第3話 口約束
モンスターの背中に乗ったアルフレッドとデクスターは王都で行われる冒険者の集いの会場へ向かっていた。ロスペゴラの村の北方へバーバン山、バーバン渓谷、バーバン村を越えて王都の街ターバンベルグ。そして王都ターバンキャッスル。モンスターの脚力なら終日で到着できる。
アルフレッドは移動中、父であるタルフレッドに色々聞きたいことがあった。
「父さん、いままでなにしてたんだ?大変だったんだぞ、ロスペゴラは頑丈だけどモンスターに殺されないか、毎朝毎昼毎夜ずっと…ずっと、怖くて怖くて。」
デクスターはアルフレッドの変わりように頭を抱えていた。
「なんだ?なんなんだこいつは、賢者のような力を振りかざしていたかと思えば、いまは怖かったと、父親に駄々をこねるありさま。どっちのこいつがほんとうなんだ…。」
頭を抱えて息が苦しくなるほど考え込んでいるデクスターを見てタルフレッドは相談にのってあげた。
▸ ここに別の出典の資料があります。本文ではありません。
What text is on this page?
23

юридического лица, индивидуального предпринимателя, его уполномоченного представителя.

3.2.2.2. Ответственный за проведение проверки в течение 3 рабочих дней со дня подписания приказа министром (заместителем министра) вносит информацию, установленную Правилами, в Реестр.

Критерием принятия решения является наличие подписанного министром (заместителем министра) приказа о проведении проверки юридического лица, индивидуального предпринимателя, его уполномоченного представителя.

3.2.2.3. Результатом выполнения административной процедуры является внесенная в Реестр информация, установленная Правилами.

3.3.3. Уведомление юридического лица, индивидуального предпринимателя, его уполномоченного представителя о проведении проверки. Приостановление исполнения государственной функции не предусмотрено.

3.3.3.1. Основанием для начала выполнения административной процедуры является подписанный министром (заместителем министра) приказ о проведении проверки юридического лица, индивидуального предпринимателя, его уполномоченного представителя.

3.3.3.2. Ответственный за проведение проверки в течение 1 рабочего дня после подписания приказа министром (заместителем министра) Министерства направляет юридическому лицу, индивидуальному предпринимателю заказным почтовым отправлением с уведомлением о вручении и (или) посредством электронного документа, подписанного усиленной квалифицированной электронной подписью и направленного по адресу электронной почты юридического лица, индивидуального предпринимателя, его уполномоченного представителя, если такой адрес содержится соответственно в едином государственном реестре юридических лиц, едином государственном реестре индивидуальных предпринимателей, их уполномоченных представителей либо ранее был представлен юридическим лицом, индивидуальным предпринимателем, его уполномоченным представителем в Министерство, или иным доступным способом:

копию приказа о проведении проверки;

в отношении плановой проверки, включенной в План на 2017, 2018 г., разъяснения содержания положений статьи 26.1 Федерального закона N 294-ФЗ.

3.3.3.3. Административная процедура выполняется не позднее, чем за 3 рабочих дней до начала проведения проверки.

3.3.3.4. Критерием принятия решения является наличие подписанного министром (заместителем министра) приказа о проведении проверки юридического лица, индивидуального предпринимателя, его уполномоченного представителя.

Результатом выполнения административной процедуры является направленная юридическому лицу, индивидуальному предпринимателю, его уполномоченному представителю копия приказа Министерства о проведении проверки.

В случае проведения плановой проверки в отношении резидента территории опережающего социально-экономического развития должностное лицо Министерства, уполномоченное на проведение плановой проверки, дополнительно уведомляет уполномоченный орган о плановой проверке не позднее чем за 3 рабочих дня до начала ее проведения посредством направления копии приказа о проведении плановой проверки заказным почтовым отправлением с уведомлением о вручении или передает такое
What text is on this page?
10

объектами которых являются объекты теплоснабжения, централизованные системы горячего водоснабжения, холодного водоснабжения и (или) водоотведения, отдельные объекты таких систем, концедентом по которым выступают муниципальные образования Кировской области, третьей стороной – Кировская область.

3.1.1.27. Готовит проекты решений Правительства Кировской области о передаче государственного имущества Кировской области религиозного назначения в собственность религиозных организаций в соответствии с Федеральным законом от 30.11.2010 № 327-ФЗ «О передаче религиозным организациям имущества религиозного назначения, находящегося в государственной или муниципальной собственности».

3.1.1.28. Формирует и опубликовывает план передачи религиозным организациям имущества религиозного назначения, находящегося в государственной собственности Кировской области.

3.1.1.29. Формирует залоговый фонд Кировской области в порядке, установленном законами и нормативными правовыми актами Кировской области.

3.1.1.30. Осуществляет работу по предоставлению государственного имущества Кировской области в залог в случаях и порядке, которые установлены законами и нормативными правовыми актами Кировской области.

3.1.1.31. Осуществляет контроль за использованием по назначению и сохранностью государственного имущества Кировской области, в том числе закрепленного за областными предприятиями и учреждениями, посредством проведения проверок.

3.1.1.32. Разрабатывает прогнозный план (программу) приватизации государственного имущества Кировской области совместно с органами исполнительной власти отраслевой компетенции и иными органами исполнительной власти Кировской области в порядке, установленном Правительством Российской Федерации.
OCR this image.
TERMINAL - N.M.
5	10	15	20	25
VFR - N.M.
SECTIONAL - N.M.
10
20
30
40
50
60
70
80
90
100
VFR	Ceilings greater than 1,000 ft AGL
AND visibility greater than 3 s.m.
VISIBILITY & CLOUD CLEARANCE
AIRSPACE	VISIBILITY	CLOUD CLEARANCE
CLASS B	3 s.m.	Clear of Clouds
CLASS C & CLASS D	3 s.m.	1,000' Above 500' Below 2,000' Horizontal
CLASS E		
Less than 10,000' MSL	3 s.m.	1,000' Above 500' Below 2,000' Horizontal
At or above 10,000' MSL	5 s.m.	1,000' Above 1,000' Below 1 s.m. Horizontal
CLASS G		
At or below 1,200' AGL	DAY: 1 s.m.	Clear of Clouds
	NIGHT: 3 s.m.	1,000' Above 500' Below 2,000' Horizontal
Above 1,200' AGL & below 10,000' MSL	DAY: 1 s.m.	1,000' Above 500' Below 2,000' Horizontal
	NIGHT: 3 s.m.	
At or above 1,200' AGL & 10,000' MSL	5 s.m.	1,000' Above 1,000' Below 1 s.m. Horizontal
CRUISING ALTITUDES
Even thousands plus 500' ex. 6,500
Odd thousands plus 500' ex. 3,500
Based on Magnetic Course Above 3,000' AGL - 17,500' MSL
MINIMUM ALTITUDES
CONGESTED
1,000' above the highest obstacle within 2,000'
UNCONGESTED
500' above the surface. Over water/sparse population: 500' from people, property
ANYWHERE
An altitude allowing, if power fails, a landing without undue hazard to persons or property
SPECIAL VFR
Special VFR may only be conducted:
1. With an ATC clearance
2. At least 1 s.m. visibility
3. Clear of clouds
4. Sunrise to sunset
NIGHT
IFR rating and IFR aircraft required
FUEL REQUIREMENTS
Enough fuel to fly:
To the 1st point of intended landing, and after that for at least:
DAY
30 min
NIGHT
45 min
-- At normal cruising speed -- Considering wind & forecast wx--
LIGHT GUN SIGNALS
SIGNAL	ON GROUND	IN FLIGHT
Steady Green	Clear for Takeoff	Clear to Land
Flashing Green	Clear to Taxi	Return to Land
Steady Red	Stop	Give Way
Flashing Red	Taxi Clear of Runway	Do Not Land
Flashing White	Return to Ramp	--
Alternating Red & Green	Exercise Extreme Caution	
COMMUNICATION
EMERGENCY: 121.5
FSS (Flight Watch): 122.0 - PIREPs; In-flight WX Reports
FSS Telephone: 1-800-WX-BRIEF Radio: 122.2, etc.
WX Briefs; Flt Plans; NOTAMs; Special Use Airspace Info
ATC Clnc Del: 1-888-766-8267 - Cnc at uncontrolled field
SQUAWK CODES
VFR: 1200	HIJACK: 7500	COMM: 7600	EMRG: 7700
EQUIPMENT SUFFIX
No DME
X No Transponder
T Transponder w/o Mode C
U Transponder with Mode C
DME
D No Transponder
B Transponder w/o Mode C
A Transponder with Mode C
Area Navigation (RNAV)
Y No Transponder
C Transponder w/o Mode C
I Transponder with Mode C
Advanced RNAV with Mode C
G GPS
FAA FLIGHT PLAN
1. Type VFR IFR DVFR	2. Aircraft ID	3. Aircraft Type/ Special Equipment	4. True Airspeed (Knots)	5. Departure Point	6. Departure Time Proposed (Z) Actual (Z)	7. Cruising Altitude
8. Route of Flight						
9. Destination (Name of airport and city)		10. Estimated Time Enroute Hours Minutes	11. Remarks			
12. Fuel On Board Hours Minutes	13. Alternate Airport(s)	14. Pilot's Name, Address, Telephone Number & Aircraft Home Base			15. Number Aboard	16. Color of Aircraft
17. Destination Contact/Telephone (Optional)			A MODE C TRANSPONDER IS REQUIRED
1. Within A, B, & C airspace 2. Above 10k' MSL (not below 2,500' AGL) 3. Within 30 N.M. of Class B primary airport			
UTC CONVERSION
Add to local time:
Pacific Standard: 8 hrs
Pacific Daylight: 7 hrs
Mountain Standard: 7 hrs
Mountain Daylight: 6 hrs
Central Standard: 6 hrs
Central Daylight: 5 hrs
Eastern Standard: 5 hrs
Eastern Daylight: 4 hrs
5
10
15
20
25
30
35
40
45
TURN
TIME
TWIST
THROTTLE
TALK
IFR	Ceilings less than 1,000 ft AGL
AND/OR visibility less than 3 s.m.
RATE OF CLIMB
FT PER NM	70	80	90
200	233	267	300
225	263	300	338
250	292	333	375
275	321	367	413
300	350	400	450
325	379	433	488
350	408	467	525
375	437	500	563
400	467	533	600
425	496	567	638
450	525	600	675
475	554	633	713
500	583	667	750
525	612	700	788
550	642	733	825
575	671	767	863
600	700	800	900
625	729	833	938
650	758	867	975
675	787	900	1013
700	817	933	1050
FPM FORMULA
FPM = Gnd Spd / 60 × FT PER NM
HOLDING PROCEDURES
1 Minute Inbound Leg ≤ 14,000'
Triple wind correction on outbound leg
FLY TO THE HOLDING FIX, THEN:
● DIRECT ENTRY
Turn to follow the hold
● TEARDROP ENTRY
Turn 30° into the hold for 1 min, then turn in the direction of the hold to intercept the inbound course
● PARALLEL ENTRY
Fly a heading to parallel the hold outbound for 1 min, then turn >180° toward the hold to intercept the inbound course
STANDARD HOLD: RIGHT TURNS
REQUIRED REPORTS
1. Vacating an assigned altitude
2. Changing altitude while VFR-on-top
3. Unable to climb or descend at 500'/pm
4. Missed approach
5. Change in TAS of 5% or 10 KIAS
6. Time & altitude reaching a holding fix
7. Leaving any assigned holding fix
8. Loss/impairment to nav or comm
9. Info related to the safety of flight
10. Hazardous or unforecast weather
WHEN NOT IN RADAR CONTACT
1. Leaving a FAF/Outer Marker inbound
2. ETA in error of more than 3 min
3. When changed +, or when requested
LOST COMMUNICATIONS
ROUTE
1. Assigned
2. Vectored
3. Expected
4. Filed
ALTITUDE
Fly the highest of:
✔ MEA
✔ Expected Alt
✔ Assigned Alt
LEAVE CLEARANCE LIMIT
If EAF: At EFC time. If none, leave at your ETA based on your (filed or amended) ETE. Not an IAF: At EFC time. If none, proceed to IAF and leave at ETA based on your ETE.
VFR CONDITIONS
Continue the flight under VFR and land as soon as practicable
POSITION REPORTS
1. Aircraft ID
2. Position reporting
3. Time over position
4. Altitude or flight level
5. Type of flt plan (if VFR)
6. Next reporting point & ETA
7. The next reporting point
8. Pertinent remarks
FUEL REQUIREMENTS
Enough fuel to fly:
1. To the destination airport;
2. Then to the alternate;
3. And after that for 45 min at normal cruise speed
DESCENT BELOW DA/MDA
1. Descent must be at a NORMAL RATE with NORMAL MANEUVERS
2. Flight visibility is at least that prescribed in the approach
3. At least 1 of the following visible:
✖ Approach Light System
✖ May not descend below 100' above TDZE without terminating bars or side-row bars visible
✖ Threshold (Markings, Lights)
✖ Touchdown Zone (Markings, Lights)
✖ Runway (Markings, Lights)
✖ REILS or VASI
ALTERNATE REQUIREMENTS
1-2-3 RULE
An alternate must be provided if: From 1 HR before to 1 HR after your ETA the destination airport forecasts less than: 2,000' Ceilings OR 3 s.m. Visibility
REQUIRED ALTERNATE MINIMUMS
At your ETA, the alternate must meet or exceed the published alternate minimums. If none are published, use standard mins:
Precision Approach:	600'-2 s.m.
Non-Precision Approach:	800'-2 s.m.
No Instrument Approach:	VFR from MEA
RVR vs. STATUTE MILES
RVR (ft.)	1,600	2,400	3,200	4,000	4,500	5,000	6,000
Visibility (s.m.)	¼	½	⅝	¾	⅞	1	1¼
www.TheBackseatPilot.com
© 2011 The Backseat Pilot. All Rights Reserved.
「お悩みかな?アルフレッドの〝ヒミツ〟に興味があるようだけど?」
「いや、…いい。あんな…この俺が認知できそうにない得体の知れん力など知りたくもない。安心しろ、もう考えねぇことにする」
タルフレッドは「そうか…それがいい」とお茶を濁した。
「アルフレッド、冒険者の集いへ行くのが夢だったよな。しっかりやってくるんだぞ、父さんも母さんも親父も応援してるからな。」
そんなやりとりをしていた間にバーバン村まで到達した。さすがにモンスターでの移動はとても目立つ上にこのまま王都へと侵入してしまうと法を犯すことになりうるので、村までとした。
「あれ?もう着いたの、まだなにも父さんと話せてないのにー。」
「帰ったらゆっくりな」
アルフレッドとデクスターはモンスターの背中から降りて、タルフレッドとはここでお別れした。アルフレッドは王都の街ターバンベルグへ向かった。